The 20th century in these desert kingdoms was enjoyed by a few while the many became entrenched in feudal times. The sad fact is that the United States is an enabler in so much as that we are the world’s primary oil addict. We import a lot of oil from these pitiful regimes. Today a barrel of oil is over $100 and our political leaders offer no solutions. The usual theater of the absurd unfolded recently in Congress as bold politicians hauled oil company executives in front of hearings and raked them over the coals. The executives lectured us about supply and demand, and the economic “markets” affecting oil prices. Anyone with common sense knows the oil commodity market is rigged like a dice game at a county fair.

It is a national disgrace that we have sold our collective soul to unstable and rotten regimes. Worse yet is the absolute lack of leadership and political will to break this addiction on the part of policymakers in Washington. Like many Americans, I cringe every time I fill my gas tank because I know that some portion of the profits from a gallon of gas will finance some extremist groups who spend countless hours plotting to kill Americans.

Over the Barrel, however, is more than just a scathing critique on the world’s addiction to oil. Learsy’s final chapter proposes several recommendations about curbing our appetite for foreign oil, including adopting a realistic nuclear power program, busting OPEC (which should have done after the first Gulf War), taxing big oil’s profits, and investing in bio-fuels and other green measures. The author’s policy recommendations benefit our climate, our economy, and most importantly our national security. Like most recommendations, however, they require the “government” to make the first move, a recipe for politics, more hearings, and more of the status quo.
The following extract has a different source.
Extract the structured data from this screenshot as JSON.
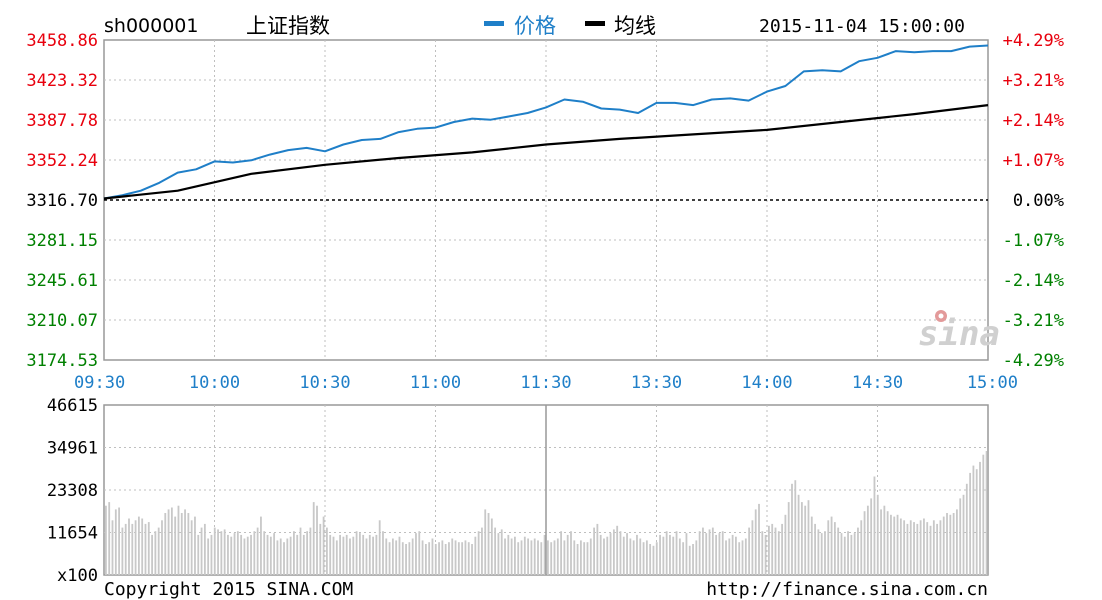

The parallel between our addiction to “all things oil” and illicit drugs (along with drug cartels and narco-terrorism”) is compelling. Several decades ago Nancy Reagan offered the simple dictum of “just say no to drugs.” Simple but true and one could also say the same thing to the gas pump—“just use less.” As individuals, we have little control over national-level energy policy. We can at least retaliate by using less. We do have personal control over our appetite for food, drugs and the “devil’s excrement.”

Albert Einstein defined insanity as “Doing the same thing over and over again and expecting different results.” Einstein’s words can be applied to our energy policy and only we ordinary citizens can move the situation towards sanity.